More than 345,000 have already stepped forward for the amnesty which ends later this month, the Arab News reported in early June.
Fahaid said that if Saudis can do basic repairs themselves then expatriates who remain should have “the skills needed to give an added value” to the economy, rather than performing menial tasks.
Students welcomed the chance to pick up new skills, and said they want more.
“We have learned about vehicles and how to maintain them. We learned a lot already,” said Ali Al-Qasim, 26.
He was one of several men dressed in brown smocks watching the oil drain from the engine of an old sedan hoisted above them.
Across campus, a student reassembled the power unit of a dismantled air conditioner as about 15 classmates followed his progress.
Sultan Abdullah, in his late 20s, said the four evening classes weren’t enough, especially for someone like him. Educated in Japan, he lost his job with a government ministry earlier this year.
“Young people, they have no work,” Abdullah said, pointing out two other unemployed men in his class that focused on cooling systems.
Saudi youths face “strong competition” from South Asians and other expatriates, and “it is better for our country” if more locals could find jobs, he said.
But the night school is designed to fill a gap, not for job training which is covered in many other TVTC programs, Fahaid said.
A foreign education expert in Saudi Arabia earlier told AFP that education and training reforms will take years. The kingdom’s well-equipped colleges may “talk the talk” but standards still lag, the expert said.

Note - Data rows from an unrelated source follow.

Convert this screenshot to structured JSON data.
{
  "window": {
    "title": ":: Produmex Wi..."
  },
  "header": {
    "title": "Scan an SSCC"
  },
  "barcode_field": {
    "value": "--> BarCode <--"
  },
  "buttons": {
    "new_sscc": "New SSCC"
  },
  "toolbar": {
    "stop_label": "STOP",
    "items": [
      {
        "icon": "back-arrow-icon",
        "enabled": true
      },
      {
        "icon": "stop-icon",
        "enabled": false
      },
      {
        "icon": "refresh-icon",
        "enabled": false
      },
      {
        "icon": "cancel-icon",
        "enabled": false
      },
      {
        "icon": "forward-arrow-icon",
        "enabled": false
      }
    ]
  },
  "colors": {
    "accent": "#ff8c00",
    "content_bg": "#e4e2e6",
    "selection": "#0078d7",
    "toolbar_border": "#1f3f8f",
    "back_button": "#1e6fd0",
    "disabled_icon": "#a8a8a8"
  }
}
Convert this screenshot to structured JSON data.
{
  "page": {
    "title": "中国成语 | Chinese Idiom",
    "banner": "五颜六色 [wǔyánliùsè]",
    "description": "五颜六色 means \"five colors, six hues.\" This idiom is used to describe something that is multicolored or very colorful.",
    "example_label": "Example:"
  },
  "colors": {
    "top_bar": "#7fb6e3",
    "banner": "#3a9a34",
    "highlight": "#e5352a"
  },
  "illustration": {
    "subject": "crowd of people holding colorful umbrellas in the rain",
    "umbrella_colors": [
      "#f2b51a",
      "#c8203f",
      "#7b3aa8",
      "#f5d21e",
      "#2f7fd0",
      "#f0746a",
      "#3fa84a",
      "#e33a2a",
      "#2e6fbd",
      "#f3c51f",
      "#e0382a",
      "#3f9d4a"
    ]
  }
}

While training in certain trades already meets global standards, Fahaid conceded that “in some other areas we need a lot... to develop our capability, and that’s what we are doing in TVTC.”
The pilot project for more than 4,600 trainees ended before Ramadan. It is due to continue, with expanded course offerings, after the Muslim fasting month finishes in late June.
For women, the program offered basic computer technology, hairdressing and beauty instruction.
It reflects public “requests for different kinds of courses” for all ages, Fahaid said, adding: “A lot of Saudis are keen to learn new skills.”
Among them is Suliman Al-Kuoboor, 52, a Royal Saudi Air Force flight engineer.
“I came here to make more knowledge for myself,” he said.
Instead of calling a foreign technician, “you can do it by yourself,” he said, expressing confidence in his new skills for connecting household wires, switches and lights.